While writing it I realize that I did not update a slight change because I also do a pistol in the two supersets.

On the top of this routine, there is rucking, running, sprinting, carrying.

Kind regards,

Pet'
 
Hello,

@mikhael
I do 5 sets of 5, everyday, 5 days a week. My main routine is as follows:
- Superset A: 5 x (2 HSPU - 2 Pull up @24)
- Superset B: 5 x (2HSPU - 5 HLR)
- OA Swings @32: 10 x 10r

Up to yesterday this was the only core isolation work I have done. From now on, I will tackle the FFL routine.

While writing it I realize that I did not update a slight change because I also do a pistol in the two supersets.

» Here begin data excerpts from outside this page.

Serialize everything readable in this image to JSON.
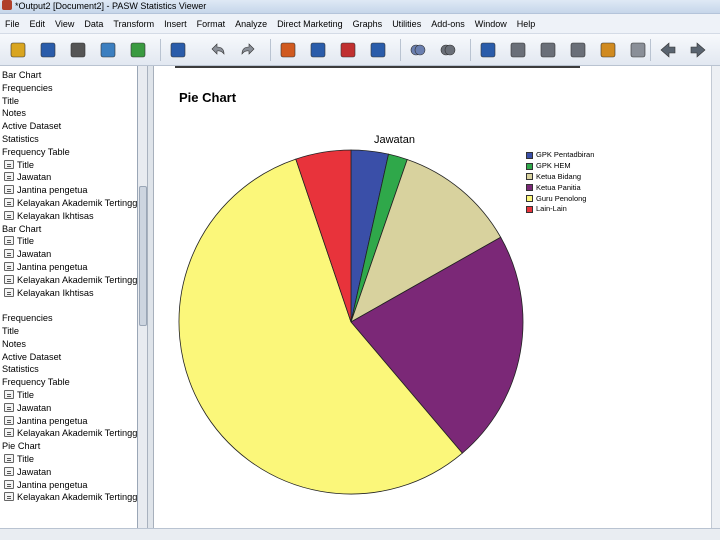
{
  "window": {
    "title": "*Output2 [Document2] - PASW Statistics Viewer"
  },
  "menu": [
    "File",
    "Edit",
    "View",
    "Data",
    "Transform",
    "Insert",
    "Format",
    "Analyze",
    "Direct Marketing",
    "Graphs",
    "Utilities",
    "Add-ons",
    "Window",
    "Help"
  ],
  "toolbar": {
    "buttons": [
      {
        "name": "open-icon",
        "color": "#d9a520"
      },
      {
        "name": "save-icon",
        "color": "#2a5caa"
      },
      {
        "name": "print-icon",
        "color": "#555555"
      },
      {
        "name": "print-preview-icon",
        "color": "#3c7fc0"
      },
      {
        "name": "export-icon",
        "color": "#3a9a40"
      },
      {
        "name": "recall-dialog-icon",
        "color": "#2a5caa"
      },
      {
        "name": "undo-icon",
        "color": "#8a8f98"
      },
      {
        "name": "redo-icon",
        "color": "#8a8f98"
      },
      {
        "name": "goto-data-icon",
        "color": "#d05a20"
      },
      {
        "name": "goto-case-icon",
        "color": "#2a5caa"
      },
      {
        "name": "insert-variable-icon",
        "color": "#c03030"
      },
      {
        "name": "variables-icon",
        "color": "#2a5caa"
      },
      {
        "name": "show-all-icon",
        "color": "#6a7fb0"
      },
      {
        "name": "hide-icon",
        "color": "#6a6f78"
      },
      {
        "name": "promote-icon",
        "color": "#2a5caa"
      },
      {
        "name": "collapse-icon",
        "color": "#6a6f78"
      },
      {
        "name": "expand-icon",
        "color": "#6a6f78"
      },
      {
        "name": "insert-title-icon",
        "color": "#6a6f78"
      },
      {
        "name": "insert-text-icon",
        "color": "#d08a20"
      },
      {
        "name": "designated-window-icon",
        "color": "#8a8f98"
      },
      {
        "name": "back-arrow-icon",
        "color": "#5a6470"
      },
      {
        "name": "forward-arrow-icon",
        "color": "#5a6470"
      }
    ]
  },
  "outline": {
    "items": [
      {
        "label": "Bar Chart",
        "icon": false
      },
      {
        "label": "Frequencies",
        "icon": false
      },
      {
        "label": "Title",
        "icon": false
      },
      {
        "label": "Notes",
        "icon": false
      },
      {
        "label": "Active Dataset",
        "icon": false
      },
      {
        "label": "Statistics",
        "icon": false
      },
      {
        "label": "Frequency Table",
        "icon": false
      },
      {
        "label": "Title",
        "icon": true
      },
      {
        "label": "Jawatan",
        "icon": true
      },
      {
        "label": "Jantina pengetua",
        "icon": true
      },
      {
        "label": "Kelayakan Akademik Tertinggi",
        "icon": true
      },
      {
        "label": "Kelayakan Ikhtisas",
        "icon": true
      },
      {
        "label": "Bar Chart",
        "icon": false
      },
      {
        "label": "Title",
        "icon": true
      },
      {
        "label": "Jawatan",
        "icon": true
      },
      {
        "label": "Jantina pengetua",
        "icon": true
      },
      {
        "label": "Kelayakan Akademik Tertinggi",
        "icon": true
      },
      {
        "label": "Kelayakan Ikhtisas",
        "icon": true
      },
      {
        "label": "",
        "icon": false
      },
      {
        "label": "Frequencies",
        "icon": false
      },
      {
        "label": "Title",
        "icon": false
      },
      {
        "label": "Notes",
        "icon": false
      },
      {
        "label": "Active Dataset",
        "icon": false
      },
      {
        "label": "Statistics",
        "icon": false
      },
      {
        "label": "Frequency Table",
        "icon": false
      },
      {
        "label": "Title",
        "icon": true
      },
      {
        "label": "Jawatan",
        "icon": true
      },
      {
        "label": "Jantina pengetua",
        "icon": true
      },
      {
        "label": "Kelayakan Akademik Tertinggi",
        "icon": true
      },
      {
        "label": "Pie Chart",
        "icon": false
      },
      {
        "label": "Title",
        "icon": true
      },
      {
        "label": "Jawatan",
        "icon": true
      },
      {
        "label": "Jantina pengetua",
        "icon": true
      },
      {
        "label": "Kelayakan Akademik Tertinggi",
        "icon": true
      }
    ]
  },
  "content": {
    "heading": "Pie Chart"
  },
  "chart_data": {
    "type": "pie",
    "title": "Jawatan",
    "labels": [
      "GPK Pentadbiran",
      "GPK HEM",
      "Ketua Bidang",
      "Ketua Panitia",
      "Guru Penolong",
      "Lain-Lain"
    ],
    "values": [
      3.5,
      1.8,
      11.5,
      22.0,
      56.0,
      5.2
    ],
    "colors": [
      "#3a4fa8",
      "#2fa84a",
      "#d8d29e",
      "#7b2877",
      "#fbf77a",
      "#e8333b"
    ],
    "legend": "right"
  }
}
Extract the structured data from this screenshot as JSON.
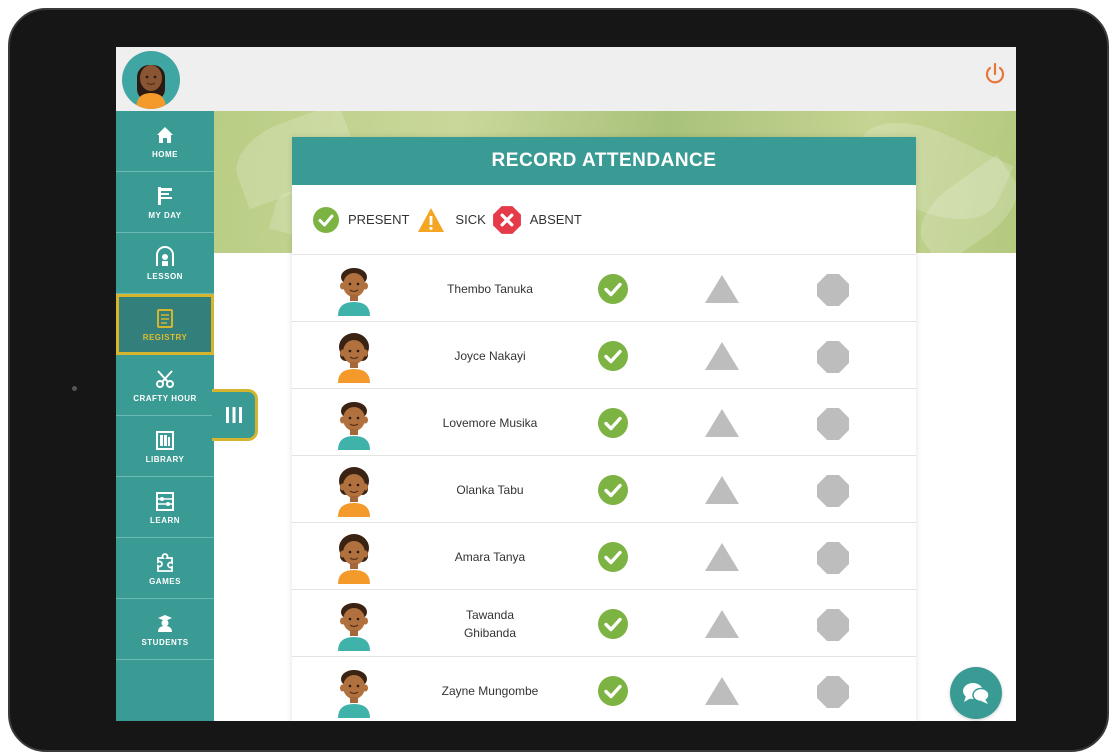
{
  "sidebar": {
    "items": [
      {
        "label": "HOME",
        "icon": "home-icon"
      },
      {
        "label": "MY DAY",
        "icon": "flag-icon"
      },
      {
        "label": "LESSON",
        "icon": "teacher-icon"
      },
      {
        "label": "REGISTRY",
        "icon": "book-icon",
        "active": true
      },
      {
        "label": "CRAFTY HOUR",
        "icon": "scissors-icon"
      },
      {
        "label": "LIBRARY",
        "icon": "library-icon"
      },
      {
        "label": "LEARN",
        "icon": "abacus-icon"
      },
      {
        "label": "GAMES",
        "icon": "puzzle-icon"
      },
      {
        "label": "STUDENTS",
        "icon": "student-icon"
      }
    ]
  },
  "panel": {
    "title": "RECORD ATTENDANCE",
    "legend": {
      "present": "PRESENT",
      "sick": "SICK",
      "absent": "ABSENT"
    }
  },
  "students": [
    {
      "name": "Thembo Tanuka",
      "gender": "boy"
    },
    {
      "name": "Joyce Nakayi",
      "gender": "girl"
    },
    {
      "name": "Lovemore Musika",
      "gender": "boy"
    },
    {
      "name": "Olanka Tabu",
      "gender": "girl"
    },
    {
      "name": "Amara Tanya",
      "gender": "girl"
    },
    {
      "name": "Tawanda Ghibanda",
      "gender": "boy"
    },
    {
      "name": "Zayne Mungombe",
      "gender": "boy"
    }
  ],
  "colors": {
    "accent": "#3a9a94",
    "active_border": "#d6b52e",
    "present": "#7cb342",
    "sick": "#f4a623",
    "absent": "#e53a4a",
    "inactive": "#bdbdbd",
    "power": "#e8763a"
  }
}
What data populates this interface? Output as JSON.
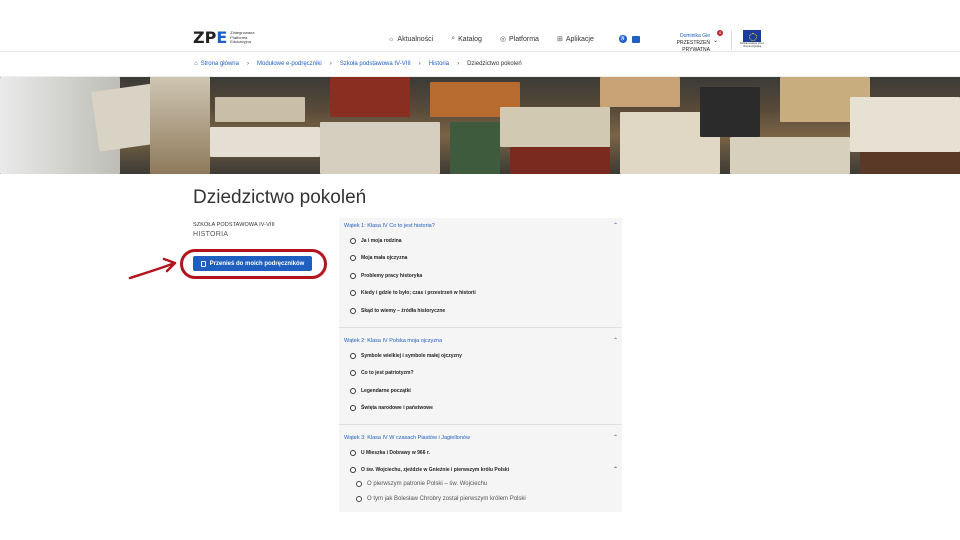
{
  "header": {
    "logo_mark": "ZPE",
    "logo_text": [
      "Zintegrowana",
      "Platforma",
      "Edukacyjna"
    ],
    "nav": [
      {
        "label": "Aktualności",
        "icon": "news-icon"
      },
      {
        "label": "Katalog",
        "icon": "search-icon"
      },
      {
        "label": "Platforma",
        "icon": "globe-icon"
      },
      {
        "label": "Aplikacje",
        "icon": "grid-icon"
      }
    ],
    "user_name": "Dominika Gie",
    "user_space": "PRZESTRZEŃ PRYWATNA",
    "notification_count": "4",
    "eu_text": "Dofinansowane przez Unię Europejską"
  },
  "breadcrumb": [
    "Strona główna",
    "Modułowe e-podręczniki",
    "Szkoła podstawowa IV-VIII",
    "Historia",
    "Dziedzictwo pokoleń"
  ],
  "page": {
    "title": "Dziedzictwo pokoleń",
    "school": "SZKOŁA PODSTAWOWA IV-VIII",
    "subject": "HISTORIA",
    "move_button": "Przenieś do moich podręczników"
  },
  "sections": [
    {
      "title": "Wątek 1: Klasa IV Co to jest historia?",
      "items": [
        "Ja i moja rodzina",
        "Moja mała ojczyzna",
        "Problemy pracy historyka",
        "Kiedy i gdzie to było; czas i przestrzeń w historii",
        "Skąd to wiemy – źródła historyczne"
      ]
    },
    {
      "title": "Wątek 2: Klasa IV Polska moja ojczyzna",
      "items": [
        "Symbole wielkiej i symbole małej ojczyzny",
        "Co to jest patriotyzm?",
        "Legendarne początki",
        "Święta narodowe i państwowe"
      ]
    },
    {
      "title": "Wątek 3: Klasa IV W czasach Piastów i Jagiellonów",
      "items": [
        "U Mieszka i Dobrawy w 966 r.",
        "O św. Wojciechu, zjeździe w Gnieźnie i pierwszym królu Polski"
      ],
      "sub_items": [
        "O pierwszym patronie Polski – św. Wojciechu",
        "O tym jak Bolesław Chrobry został pierwszym królem Polski"
      ]
    }
  ]
}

On the top of this routine, there is rucking, running, sprinting, carrying.

Kind regards,

Pet'
Bookmarked. Thx.
 
@pet'
I would like to incorporate some core/abs routine into my weekly schedule from Monday. I'm also getting back to S&S with main goal Timed Simple. I don't have a heavier bell than my 32, but maybe I will be able to attache some additional weight to it.
 
Hello,

@mikhael
You can put ankle weights around the vertical parts of the kb handle. It works well because it remains stable, while being easily and quickly removed.

Kind regards,

Pet'
 
Hello,

@mikhael
You can put ankle weights around the vertical parts of the kb handle. It works well because it remains stable, while being easily and quickly removed.

Kind regards,

Pet'
This would give max 36kg, but such weight should be sufficient...for a while....until I'll buy the Bulldog (40kg kettlebell).